If this all sounds familiar, it should. It’s a similar gameplan to what the Chiefs did to Drew Lock in both the Broncos losses to the Chiefs last season.

Unfortunately, there may not be an easy answer for the Broncos ahead of the rematch against Kansas City as Bridgewater’s arm strength limits what he can consistently hit against tight coverage and Lock is horrific against any hint of pressure. Shurmur will need to do a better job scheming open receivers so Teddy doesn’t have to hang in the pocket for Sutton or Patrick, which is something he’s been shaky at all year.

The special teams was predictably bad

Tom McMahon’s special teams came into tonight as one of the three or four worst units in all of football, while Dave Toubs were one of the best. It would have been shocking if the Broncos special teams won their respective matchups, and pretty surprising if they merely broke even. Instead they acted as they have all year, mixing dumb penalties with mind numbing errors.

I’ve said it before and I’ll say it again, when Fangio elected to retain Tom McMahon this offseason it made a mockery of the “death by inches” motto he explained when he was hired back in 2019.

Pookie was a stud

If there’s any sort of silver lining coming out of what may turn into the season-ending loss, it’s Javonte Williams. The rookie got the first start of his career due to a Melvin Gordon injury and received 23 carries to go with 9 targets in the passing game. He turned all those opportunities into a 178-yard effort and capped it off with a touchdown in the fourth quarter.
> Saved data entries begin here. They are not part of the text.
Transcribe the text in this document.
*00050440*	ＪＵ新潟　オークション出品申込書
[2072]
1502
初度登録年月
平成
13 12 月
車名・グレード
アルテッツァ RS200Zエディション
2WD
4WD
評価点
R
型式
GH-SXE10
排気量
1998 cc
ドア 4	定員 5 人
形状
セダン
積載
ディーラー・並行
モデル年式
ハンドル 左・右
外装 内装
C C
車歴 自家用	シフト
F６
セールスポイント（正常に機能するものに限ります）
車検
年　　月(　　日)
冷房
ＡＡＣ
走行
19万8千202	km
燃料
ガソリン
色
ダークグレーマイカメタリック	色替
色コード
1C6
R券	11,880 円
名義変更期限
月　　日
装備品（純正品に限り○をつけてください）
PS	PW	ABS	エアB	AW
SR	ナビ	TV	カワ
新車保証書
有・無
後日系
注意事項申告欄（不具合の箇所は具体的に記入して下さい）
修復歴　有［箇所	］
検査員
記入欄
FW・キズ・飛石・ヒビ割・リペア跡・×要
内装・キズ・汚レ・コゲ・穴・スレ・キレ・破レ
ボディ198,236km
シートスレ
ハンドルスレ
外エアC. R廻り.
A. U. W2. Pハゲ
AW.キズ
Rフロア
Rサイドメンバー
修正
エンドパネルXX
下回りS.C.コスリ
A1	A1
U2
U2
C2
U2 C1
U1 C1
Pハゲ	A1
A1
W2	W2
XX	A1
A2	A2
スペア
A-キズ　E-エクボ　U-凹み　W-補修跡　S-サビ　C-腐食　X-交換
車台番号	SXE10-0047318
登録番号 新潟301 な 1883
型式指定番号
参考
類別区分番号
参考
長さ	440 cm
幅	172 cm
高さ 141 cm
It wasn’t Fant’s fault the Broncos garbage time 2-point play failed

Following Javonte Williams’ touchdown in the late fourth quarter the Broncos elected to go for two. There’s no real debate about the decision itself, as Denver needed points wherever they could get them to try and close the 22-9 deficit. I will say the play call itself was a bit questionable, especially when Pookie was the one consistent performer on offense.
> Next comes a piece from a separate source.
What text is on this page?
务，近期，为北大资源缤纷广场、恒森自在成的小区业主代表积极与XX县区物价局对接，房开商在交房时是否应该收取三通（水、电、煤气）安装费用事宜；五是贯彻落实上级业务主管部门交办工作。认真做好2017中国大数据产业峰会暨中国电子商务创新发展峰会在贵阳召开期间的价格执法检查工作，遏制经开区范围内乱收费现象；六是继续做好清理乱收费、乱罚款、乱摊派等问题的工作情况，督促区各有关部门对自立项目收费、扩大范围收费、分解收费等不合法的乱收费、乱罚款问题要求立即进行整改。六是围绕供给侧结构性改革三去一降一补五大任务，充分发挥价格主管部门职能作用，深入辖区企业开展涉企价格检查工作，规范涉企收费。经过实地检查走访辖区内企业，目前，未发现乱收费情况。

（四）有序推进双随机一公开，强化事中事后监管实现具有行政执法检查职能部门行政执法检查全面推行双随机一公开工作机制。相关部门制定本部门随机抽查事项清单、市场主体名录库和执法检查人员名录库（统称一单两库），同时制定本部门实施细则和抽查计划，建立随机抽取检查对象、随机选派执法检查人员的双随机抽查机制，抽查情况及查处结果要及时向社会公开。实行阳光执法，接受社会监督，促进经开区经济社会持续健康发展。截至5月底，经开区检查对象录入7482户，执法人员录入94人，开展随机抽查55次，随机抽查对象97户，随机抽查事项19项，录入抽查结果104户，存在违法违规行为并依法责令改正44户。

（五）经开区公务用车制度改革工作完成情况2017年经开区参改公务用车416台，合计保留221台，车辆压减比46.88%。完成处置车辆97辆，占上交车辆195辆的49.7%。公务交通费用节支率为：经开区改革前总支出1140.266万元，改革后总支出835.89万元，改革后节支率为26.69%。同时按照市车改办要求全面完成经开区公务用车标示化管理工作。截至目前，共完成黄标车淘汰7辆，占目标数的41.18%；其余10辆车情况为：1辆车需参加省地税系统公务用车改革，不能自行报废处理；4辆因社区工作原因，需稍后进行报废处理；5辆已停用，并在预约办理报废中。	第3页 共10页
Shurmur dialed up a concept that did painfully little to help a receiver get open in the goal line. Tim Patrick ran a curl, while Noah Fant ran an arrow route after motioning to a Y-alignment from the boundary. Bridgewater felt pressure and quickly dumped the ball down to an open Fant, who never had a chance at scoring

Patrick Surtain II’s fourth pick was a gift

The 9th pick of the 2021 draft is already the Broncos best corner and is playing like a Pro Bowler. His four picks this season put him into a tie for the third most all-time by a Broncos rookie. It’s the most by a Broncos rookie since 1973. With all of that said, the pick on Mahomes may have been the easiest interception he’s snagged so far in his NFL career.

Final Thoughts (for now)

At 6-6 this Broncos squad still has the best record of any team since 2016. With that said, it’s hard to ignore the bitter taste in my mouth after yet another frustrating loss. These Broncos are defined by their shortcomings:

  • A head coach who is still making big mistakes with the decisions a head coach has to get right.
  • An offensive coordinator who struggles to dial up effective concepts in the redzone.
  • A limited quarterback who is starting because the decision makers felt they “owed a starting opportunity” to a 2019 second round pick.
  • Employing one of the worst special teams coordinators who overseas one of the worst special teams in the league for a fourth consecutive season.
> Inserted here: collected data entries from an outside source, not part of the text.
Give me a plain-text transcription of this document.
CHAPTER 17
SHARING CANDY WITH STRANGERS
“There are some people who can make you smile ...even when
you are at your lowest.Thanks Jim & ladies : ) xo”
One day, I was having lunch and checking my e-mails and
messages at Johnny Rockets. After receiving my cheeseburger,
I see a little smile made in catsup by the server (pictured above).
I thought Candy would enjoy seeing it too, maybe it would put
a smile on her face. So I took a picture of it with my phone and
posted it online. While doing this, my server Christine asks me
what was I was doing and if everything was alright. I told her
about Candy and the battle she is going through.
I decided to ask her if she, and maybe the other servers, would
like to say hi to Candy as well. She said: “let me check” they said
Making the situation more frustrating is the fact that there may not be an easy way out of the conundrum when 2021 comes to a conclusion. The ownership questions dogging the Broncos could lead to a lot of status quo decisions regardless of the outcome this year, and a weak ‘22 QB crop makes the future murky under center. Unless George Paton finds a way to trade for Aaron Rodgers, his second season as GM could be defined by the choice to settle on Teddy Bridgewater in his first.

The good news is Denver hosts the 1-10-1 Detroit Lions next week after they beat the Minnesota Vikings in an emotional win that came down to the last play. Despite their shortcomings, these Broncos should have the coaching chops and personnel to beat bounce back in week 14. The bad news is it may not matter. The loss to the Chiefs pushes Denver down to 12th place in the AFC playoff race.

We may have reached a point where the Broncos are playing out the string.